Setelah meletakkan barang bawaannya di halaman, dua pria itu terbungkuk-bungkuk masuk ke gubuk berukuran empat meter per segi, yang beratap ilalang dan berdinding kulit kayu kering itu.
”Barang-barangnya dibawa ke dalam saja, Pak,” kata Milir kepada dua tamunya yang membawa buntalan sarung yang ujungnya saling diikatkan.
Dengan kikuk, Muhiman dan Marto Kuncung mengambil kembali buntalannya, terbungkuk-bungkuk menghormat pemilik gubuk.
“Umanyaaa…! Ada tamu, nah! Jarangakan banyu pang. Kasian, urang jauh bajalan…,” Milir berseru kepada istrinya yang berada di belakang gubuk, dengan bahasa yang sama sekali tak dimengerti kedua tamunya.
Akhirnya, mereka terlibat dalam percakapan panjang, dengan bahasa campur aduk, hingga matahari mendekati bibir Bukit Batu Kumpai. Bias cahaya senja menjilati puncak gunung yang terletak di sebelah barat gubuk.
***
Nyala lampu damar meliuk-liuk tertiup angin malam lewat celah-celah dinding. Di gubuk berlantai bambu tanpa bilik, duduk tiga pria paruh baya dan seorang wanita dengan garis-garis kecantikan masa lalu, membelakangi ketiganya.
Ditemani teh, kopi dan sepiring kedelai dari bibit yang siap ditanam, tiga pria itu bercakap-cakap.
”Terima kasih, Bapak sudah menerima kami di sini. Kalau boleh, kami ingin membantu Bapak bercocok tanam di ladang,” ujar Marto Kuncung.
“Tapi kami tak mampu membayar,“ jawab Milir.
“Kami tidak minta bayaran, Pak. Diberi tempat berteduh dan makan saja pun, cukup,” sahut Marto Kuncung.
“Kalau mau seadanya, ya, silakan saja. Kita sama-sama bekerja. Nanti kita buka lahan baru, agar hasilnya lumayan.”

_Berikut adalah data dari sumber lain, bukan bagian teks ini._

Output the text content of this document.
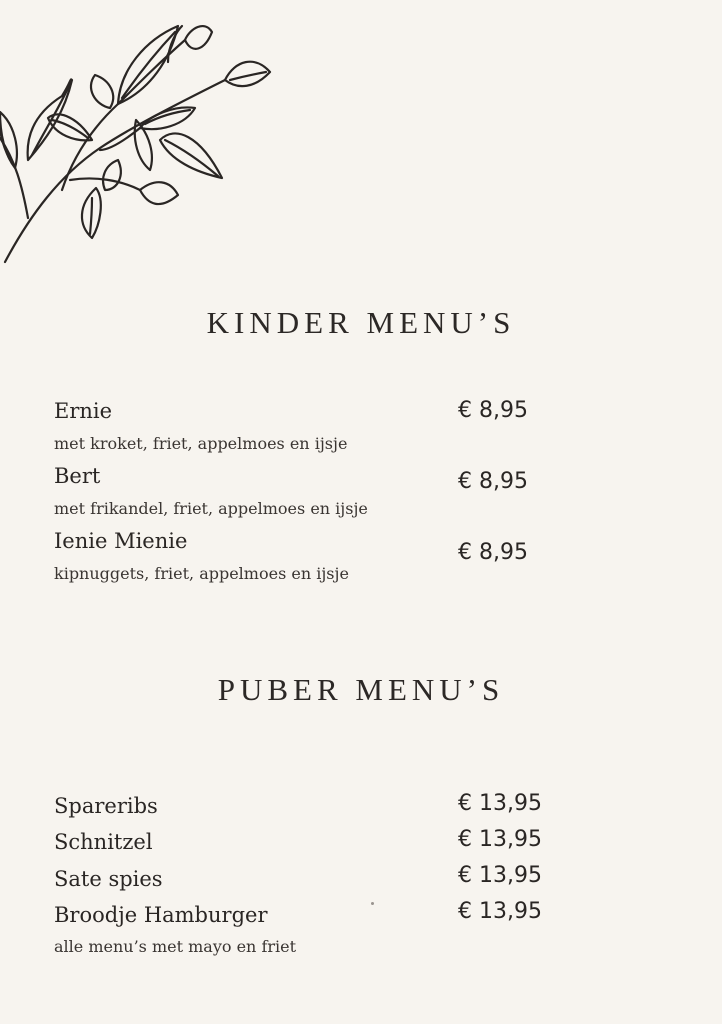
KINDER MENU’S
Ernie
met kroket, friet, appelmoes en ijsje
€ 8,95
Bert
met frikandel, friet, appelmoes en ijsje
€ 8,95
Ienie Mienie
kipnuggets, friet, appelmoes en ijsje
€ 8,95
PUBER MENU’S
Spareribs	€ 13,95
Schnitzel	€ 13,95
Sate spies	€ 13,95
Broodje Hamburger	€ 13,95
alle menu’s met mayo en friet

Pembicaraan berlanjut pada soal-soal lain, tentang asal muasal Muhiman dan Marto Kuncung yang sedang merantau, hingga akhirnya terdampar di situ.
Dalam hati, Muhiman dan Marto Kuncung merasa amat berdosa, karena telah membohongi tuan rumahnya yang baik hati. Padahal, mereka sebenarnya adalah pekerja rodi yang melarikan diri dari pengejaran tentara Jepang, dan tersesat ke situ.
***
Kokok ayam jantan di kandang samping gubuk membangunkan penghuninya, yang bangun dari tidur beralaskan tikar purun . Di timur, matahari bersinar keemasan, menerobos celah-celah daun di puncak gunung, diiringi kicauan burung, menandai datangnya hari baru.
Muhiman membuka mata, saat secercah cahaya menerobos masuk celah atap ilalang. ”Marto, bangun. Sudah pagi,” katanya seraya menarik sarung kumal yang dipakai temannya. Keduanya berjalan ke sungai kecil di belakang gubuk, mengambil air dan mencuci muka, kemudian mengelilingi ladang.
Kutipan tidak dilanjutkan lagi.